変えることは、「これなら次の一回で試せる」と思えるものにします。
- 見直しは答えより先に単位を見る
- 計算問題は最後の2問だけ二回見る
- テスト範囲は前日に親子で一度だけ確認する
小さい行動でも、自分で決めて試せた経験が残ると、子どもの中には「次は変えられるかもしれない」という感覚が残ります。
褒めるなら才能ではなく、工夫と修正
点数が下がった場面では、励まそうとしても空回りしやすくなります。そんなときこそ、才能ではなく工夫や過程を言葉にします。
避けたい褒め方:
- やっぱり頭がいいね
- 天才だね
- 才能あるね
代わりに、次のように言葉を変えます。
- 見せにくかったのに出してくれたね
- 難しかったところを自分で言えたの、よかったね
- 次のやり方を一つ決められたのは大きいね
子どもは「どこを見てもらえたか」で、次に何を大事にするかを学びます。返却直後は特に、結果より修正の姿勢を見てもらえることが効きます。
もっと広い見方は別記事で押さえる
この記事は、点数が下がった直後の対応に絞っています。成長マインドセットそのものの考え方や、日常の声かけまで広く整理したい場合は、小学生の成長マインドセットを育てる記事のほうが全体像をつかみやすいです。

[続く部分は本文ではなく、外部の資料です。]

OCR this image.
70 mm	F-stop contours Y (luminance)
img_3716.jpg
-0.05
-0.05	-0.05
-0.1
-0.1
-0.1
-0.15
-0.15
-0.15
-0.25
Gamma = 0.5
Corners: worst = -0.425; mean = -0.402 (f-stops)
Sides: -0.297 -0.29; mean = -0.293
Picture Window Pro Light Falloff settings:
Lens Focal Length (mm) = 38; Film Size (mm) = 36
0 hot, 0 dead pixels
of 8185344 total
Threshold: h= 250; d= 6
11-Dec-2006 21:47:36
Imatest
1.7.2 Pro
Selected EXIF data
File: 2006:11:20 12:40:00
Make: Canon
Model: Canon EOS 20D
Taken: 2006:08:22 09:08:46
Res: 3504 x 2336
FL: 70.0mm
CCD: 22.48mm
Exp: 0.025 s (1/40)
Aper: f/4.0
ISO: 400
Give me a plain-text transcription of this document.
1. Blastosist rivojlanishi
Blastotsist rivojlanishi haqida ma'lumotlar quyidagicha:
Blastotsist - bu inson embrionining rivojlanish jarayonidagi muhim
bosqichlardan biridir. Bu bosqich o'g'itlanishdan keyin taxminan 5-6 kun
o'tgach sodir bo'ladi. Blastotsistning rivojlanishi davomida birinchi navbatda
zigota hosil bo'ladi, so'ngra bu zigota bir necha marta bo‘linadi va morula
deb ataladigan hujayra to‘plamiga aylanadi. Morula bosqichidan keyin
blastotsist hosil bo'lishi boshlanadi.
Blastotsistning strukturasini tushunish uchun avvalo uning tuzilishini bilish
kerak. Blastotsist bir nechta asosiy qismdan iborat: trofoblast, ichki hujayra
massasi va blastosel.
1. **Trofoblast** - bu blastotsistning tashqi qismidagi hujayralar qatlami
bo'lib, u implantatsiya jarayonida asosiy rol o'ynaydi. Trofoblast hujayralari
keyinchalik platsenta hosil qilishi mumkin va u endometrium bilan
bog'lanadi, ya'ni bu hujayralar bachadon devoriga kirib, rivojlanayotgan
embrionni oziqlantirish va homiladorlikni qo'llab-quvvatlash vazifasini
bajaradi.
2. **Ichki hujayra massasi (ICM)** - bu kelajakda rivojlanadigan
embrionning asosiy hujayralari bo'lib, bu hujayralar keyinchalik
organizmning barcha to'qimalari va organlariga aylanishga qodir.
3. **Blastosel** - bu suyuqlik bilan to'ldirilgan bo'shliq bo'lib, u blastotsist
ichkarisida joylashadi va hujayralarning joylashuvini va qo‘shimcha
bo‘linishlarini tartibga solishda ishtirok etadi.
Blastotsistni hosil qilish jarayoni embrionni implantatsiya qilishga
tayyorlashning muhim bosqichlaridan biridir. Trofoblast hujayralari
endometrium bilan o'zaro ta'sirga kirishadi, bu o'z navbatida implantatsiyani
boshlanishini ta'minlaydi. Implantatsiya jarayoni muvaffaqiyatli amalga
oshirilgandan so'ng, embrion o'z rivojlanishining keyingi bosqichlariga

先に全体像を知りたい家庭もありますが、逆に「今まさに点数が下がって空気が重い」というときは、まずこの48時間の流れだけでも十分役立ちます。
まとめ
テストの点が下がった直後に必要なのは、責めることではなく、受け止めて次に変えることへつなぐ流れです。返却直後は事実と気持ちを受け止め、その日のうちにやり方を軽く振り返ります。翌日に一つよかった点と一つ難しかった点を見つけ、48時間以内に次に変えることを一つ決める。この順番があるだけで、テストの意味は大きく変わります。
点数が下がった日は、親子ともにしんどい日です。だからこそ、その一回を「だめだった日」で終わらせず、「考え方を育てる日」にできると、その先の伸び方はかなり変わっていきます。